A considerable amount of space in the Armoury is taken up by the collection of gold and silver tableware made in the Kremlin workshops in the 16th—17th centuries. Ancient Russian gold and silver tableware has a pronounced traditional character. Boat-shaped dippers, bowls, “charkas” (small cups for wine), “bratinas” (loving cups) were adorned with repousse, niello, engraving and sometimes coloured enamels. Various sorts of stones were also used for making tableware—jasper, onyx, sard, rock crystal.

The seventeenth century saw the flourish of the Moscow Kremlin workshops, which became an original school of artistic craftsmanship. Gavrila Evdokimov, Yuri Frobos, Vassili Terentiev, Vassili Andreyev and other gifted masters worked in the Kremlin.

Among numerous exhibits dating back to the 17th century the articles decorated with enamels attract greatest attention. They are particularly bright, colourful, sumptuous. The gold chalice contributed by the Boyard Morozova to the Chudov Monastery in 1664 can be considered a masterpiece of enamel art. Everything about it is permeated with a poetic sense of beauty: pure lines of design, joyful combinations of colours, emeralds, rubies, sapphires used in order to enliven the composition.

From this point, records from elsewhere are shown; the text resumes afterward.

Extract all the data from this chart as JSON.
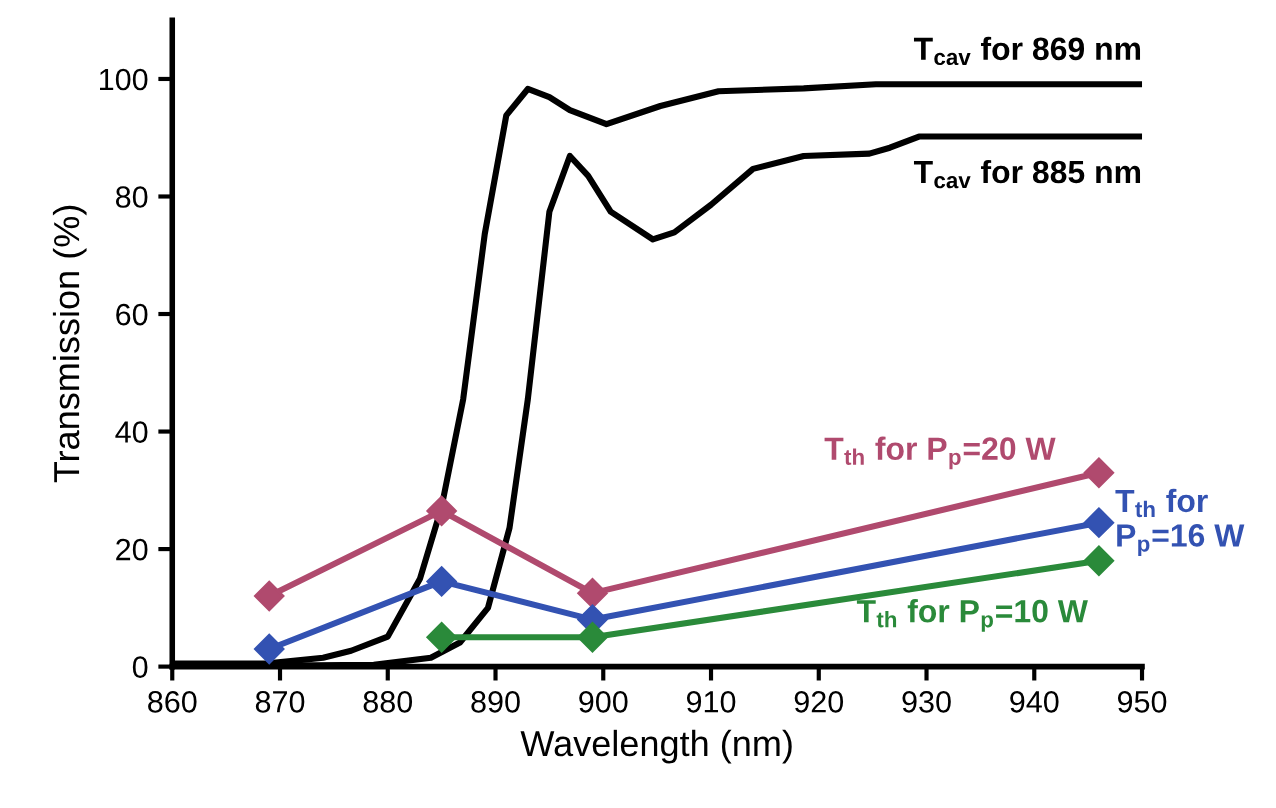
{
  "chart_data": {
    "type": "line",
    "xlabel": "Wavelength (nm)",
    "ylabel": "Transmission (%)",
    "xlim": [
      860,
      950
    ],
    "ylim": [
      0,
      110
    ],
    "xticks": [
      860,
      870,
      880,
      890,
      900,
      910,
      920,
      930,
      940,
      950
    ],
    "yticks": [
      0,
      20,
      40,
      60,
      80,
      100
    ],
    "grid": false,
    "line_style": "solid",
    "series": [
      {
        "name": "T$_{cav}$ for 869 nm",
        "color": "#000000",
        "marker": "none",
        "x": [
          860,
          868.7,
          874,
          876.6,
          880,
          883,
          885,
          887,
          889,
          891,
          893,
          895,
          896.9,
          900.3,
          905.3,
          910.7,
          918.6,
          925.3,
          950
        ],
        "values": [
          0.5,
          0.5,
          1.5,
          2.7,
          5.1,
          15,
          27.2,
          45.5,
          73.6,
          93.8,
          98.3,
          96.9,
          94.7,
          92.3,
          95.4,
          97.9,
          98.4,
          99.1,
          99.1
        ]
      },
      {
        "name": "T$_{cav}$ for 885 nm",
        "color": "#000000",
        "marker": "none",
        "x": [
          860,
          878.7,
          884,
          886.7,
          889.3,
          891.3,
          893,
          895,
          896.9,
          898.6,
          900.7,
          904.6,
          906.6,
          910,
          913.9,
          918.6,
          924.7,
          926.6,
          929.3,
          950
        ],
        "values": [
          0,
          0.3,
          1.5,
          4.1,
          10,
          23.6,
          45.5,
          77.4,
          86.9,
          83.5,
          77.4,
          72.7,
          73.9,
          78.6,
          84.7,
          86.9,
          87.3,
          88.3,
          90.2,
          90.2
        ]
      },
      {
        "name": "T$_{th}$ for P$_{p}$=20 W",
        "color": "#b04a6e",
        "marker": "diamond",
        "x": [
          869,
          885,
          899,
          946
        ],
        "values": [
          12,
          26.5,
          12.5,
          33
        ]
      },
      {
        "name": "T$_{th}$ for\nP$_{p}$=16 W",
        "color": "#3352b2",
        "marker": "diamond",
        "x": [
          869,
          885,
          899,
          946
        ],
        "values": [
          3,
          14.5,
          8,
          24.5
        ]
      },
      {
        "name": "T$_{th}$ for P$_{p}$=10 W",
        "color": "#2a8a3a",
        "marker": "diamond",
        "x": [
          885,
          899,
          946
        ],
        "values": [
          5,
          5,
          18
        ]
      }
    ]
  }
}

The same traits showed themselves in the gold bowl shaped like an opening flower which was presented by the Patriarch Nicon to the Tsar Alexei Mikhailovich in 1653. The master who worked at the enamel decoration deeply felt the beauty of his country and strove to convey it through his creation. The enamel of extremely bright and deep colour rivals with the brilliant colour of gems—pure and transparent. The gems are set in gold casts with white enamel which makes them similar to wild flowers.

The massive cover of the Gospels was made in 1678 by a group of craftsmen of the Gold Chamber. They developed great skills in mastering transparent and opaque enamels. Their combination resulted in an extraordinary play of light.

The 17th century jewellers were equally successful in the niello technique. The heritage left by engravers and niello-masters is really great. The 17th century niello technique differed considerably from that of the previous century—dense hatching was used along the lines of the pattern making them thicker. In the late 17th century engraved images came into use, their plots being borrowed from book illustrations and engravings.

The silversmiths of such towns as Yaroslavl, Nizhni Novgorod, Kostroma and others also made great progress in the seventeenth century. The forms and decor of the objects they produced have a distinct local flavour. They are more heavily decorated, brighter in colour and closer to folk art.

But it was the town of Solvychegodsk that made the greatest contribution into the development of Russian decorative and applied arts of the 17th century. It holds a place of its own in the evolution of enamel art. In the last quarter of the 17th century—earlier than in Moscow—a perfectly new technique of painted enamel came into being there. The Solvychegodsk enamels which were called “ussolye” had distinct features of the new time’s art. The “ussolye” enamels combined floral patterns with the images of birds, animals, landscapes and even human beings. This type of d6cor reflected man’s new attitude to art and reality.

The rich collection of gold and silver articles in the Armoury traces the evolution of the jeweller’s art—one of the oldest types of arts and crafts. It gives a good idea about artistic culture, high skills of the masters and the people’s creative talent in those times.